Insatiable appetite

A reader writes on behalf of a friend, who eats and eats and never feels full:  “The person in question yo-yos between 66-70 kg.  She eventually stops eating out of disgust (for a short period), but then starts all over again.  There is no vomiting and no signs of depression.  I would appreciate any help readers can give on this one.”

Parasites

One reader has a friend who had a similar problem.  Although she never put on any weight, she just couldn’t stop eating.  She believed parasites were to blame and used a several-pronged approach in an attempt to get rid of them: a combination of herbs, supplements and bioenergetic testing – a method of determining energy distortions in the body as a possible cause of illness.  Apparently, this did the trick and she no longer suffers from an insatiable appetite!  

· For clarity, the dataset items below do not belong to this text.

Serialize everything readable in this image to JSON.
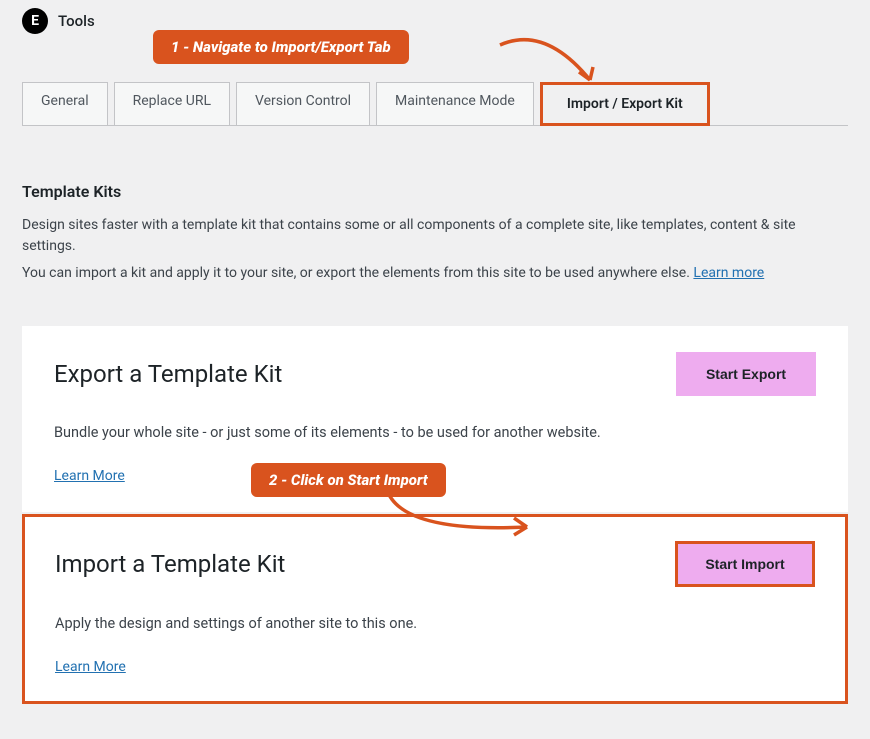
{
  "header": {
    "title": "Tools"
  },
  "tabs": [
    {
      "label": "General",
      "active": false
    },
    {
      "label": "Replace URL",
      "active": false
    },
    {
      "label": "Version Control",
      "active": false
    },
    {
      "label": "Maintenance Mode",
      "active": false
    },
    {
      "label": "Import / Export Kit",
      "active": true
    }
  ],
  "section": {
    "title": "Template Kits",
    "desc_line1": "Design sites faster with a template kit that contains some or all components of a complete site, like templates, content & site settings.",
    "desc_line2a": "You can import a kit and apply it to your site, or export the elements from this site to be used anywhere else. ",
    "desc_link": "Learn more"
  },
  "cards": [
    {
      "title": "Export a Template Kit",
      "button_label": "Start Export",
      "desc": "Bundle your whole site - or just some of its elements - to be used for another website.",
      "learn_more": "Learn More"
    },
    {
      "title": "Import a Template Kit",
      "button_label": "Start Import",
      "desc": "Apply the design and settings of another site to this one.",
      "learn_more": "Learn More"
    }
  ],
  "callouts": {
    "c1": "1 - Navigate to Import/Export Tab",
    "c2": "2 - Click on Start Import"
  }
}
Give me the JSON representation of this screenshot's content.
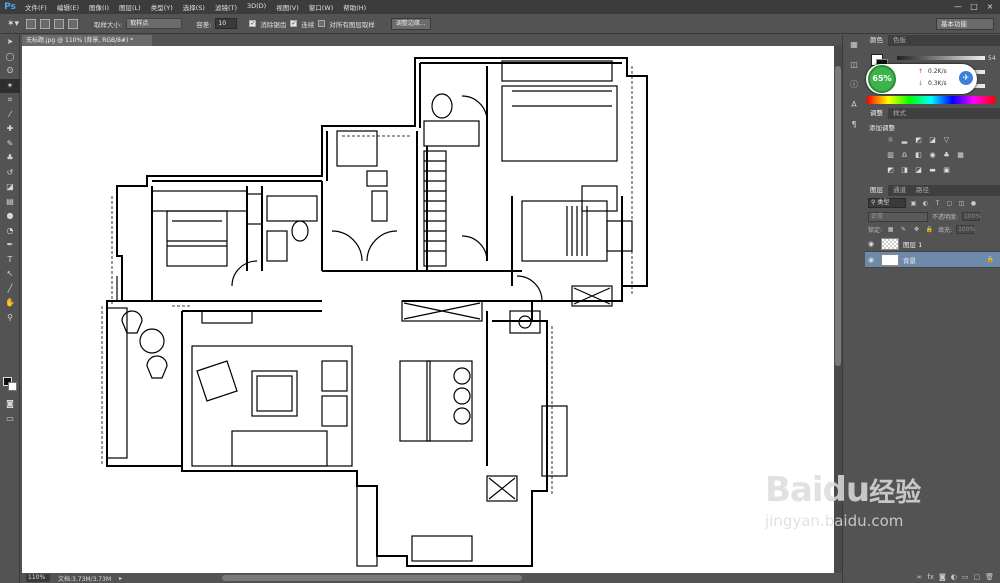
{
  "app": {
    "logo": "Ps"
  },
  "menubar": {
    "items": [
      "文件(F)",
      "编辑(E)",
      "图像(I)",
      "图层(L)",
      "类型(Y)",
      "选择(S)",
      "滤镜(T)",
      "3D(D)",
      "视图(V)",
      "窗口(W)",
      "帮助(H)"
    ],
    "window_controls": [
      "—",
      "□",
      "×"
    ]
  },
  "options": {
    "sample_size_label": "取样大小:",
    "sample_size_value": "取样点",
    "tolerance_label": "容差:",
    "tolerance_value": "10",
    "antialias_label": "消除锯齿",
    "contiguous_label": "连续",
    "sample_all_label": "对所有图层取样",
    "refine_edge_label": "调整边缘...",
    "workspace": "基本功能"
  },
  "document": {
    "tab_title": "无标题.jpg @ 110% (背景, RGB/8#) *",
    "zoom": "110%",
    "doc_size": "文档:3.73M/3.73M"
  },
  "color_panel": {
    "tabs": [
      "颜色",
      "色板"
    ],
    "values": [
      "54",
      "",
      ""
    ]
  },
  "widget": {
    "percent": "65%",
    "up_speed": "0.2K/s",
    "down_speed": "0.3K/s"
  },
  "adjustments": {
    "tabs": [
      "调整",
      "样式"
    ],
    "title": "添加调整"
  },
  "layers": {
    "tabs": [
      "图层",
      "通道",
      "路径"
    ],
    "kind": "类型",
    "blend_mode": "正常",
    "opacity_label": "不透明度:",
    "opacity_value": "100%",
    "lock_label": "锁定:",
    "fill_label": "填充:",
    "fill_value": "100%",
    "items": [
      {
        "name": "图层 1",
        "selected": false
      },
      {
        "name": "背景",
        "selected": true
      }
    ]
  },
  "watermark": {
    "logo": "Baidu",
    "cn": "经验",
    "url": "jingyan.baidu.com"
  }
}
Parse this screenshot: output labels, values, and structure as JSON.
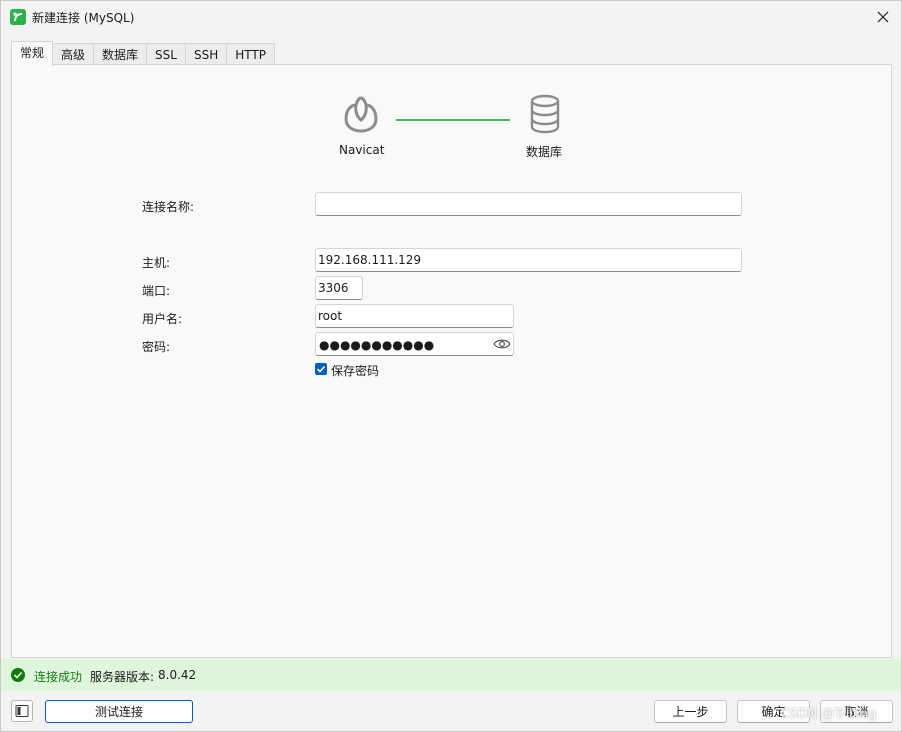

Other readers agree that parasites – perhaps a tapeworm – may be at the root of the problem.  It’s certainly worth getting checked out by a doctor, they say.

Other suggestions

Another possibility is that the brain is not getting the message that the stomach is full.  Sharon has found this to be the problem with some of her clients and has helped them via hypnosis and neuro-linguistic programming (NLP).  She also stresses the importance of drinking enough water – as sometimes the body is craving water and not food.
Helen identifies a number of possible causes for this condition, including allergies, poor diet and unbalanced blood-sugar levels.  She advises this woman to take a close look at her diet and identify any particular foods she is craving.  It may be she is allergic or intolerant to these foods.  She also suggests cutting out sugar and eating plenty of fruits, vegetables and good fats to ensure the body has all the nutrients it requires.  For a healthy gut, she highly recommends Polyzyme Forte by Biocare, a broad spectrum high potency enzyme complex, derived from vegetable sources.  “After taking this,” says Helen, “my hunger pangs stopped and for the first time in my life I was able to eat normal quantities of food.  My weight normalised.”  Her final tip is to take up a form of exercise, such as swimming or yoga, which will not only help keep you fit, but will also distract the mind from food.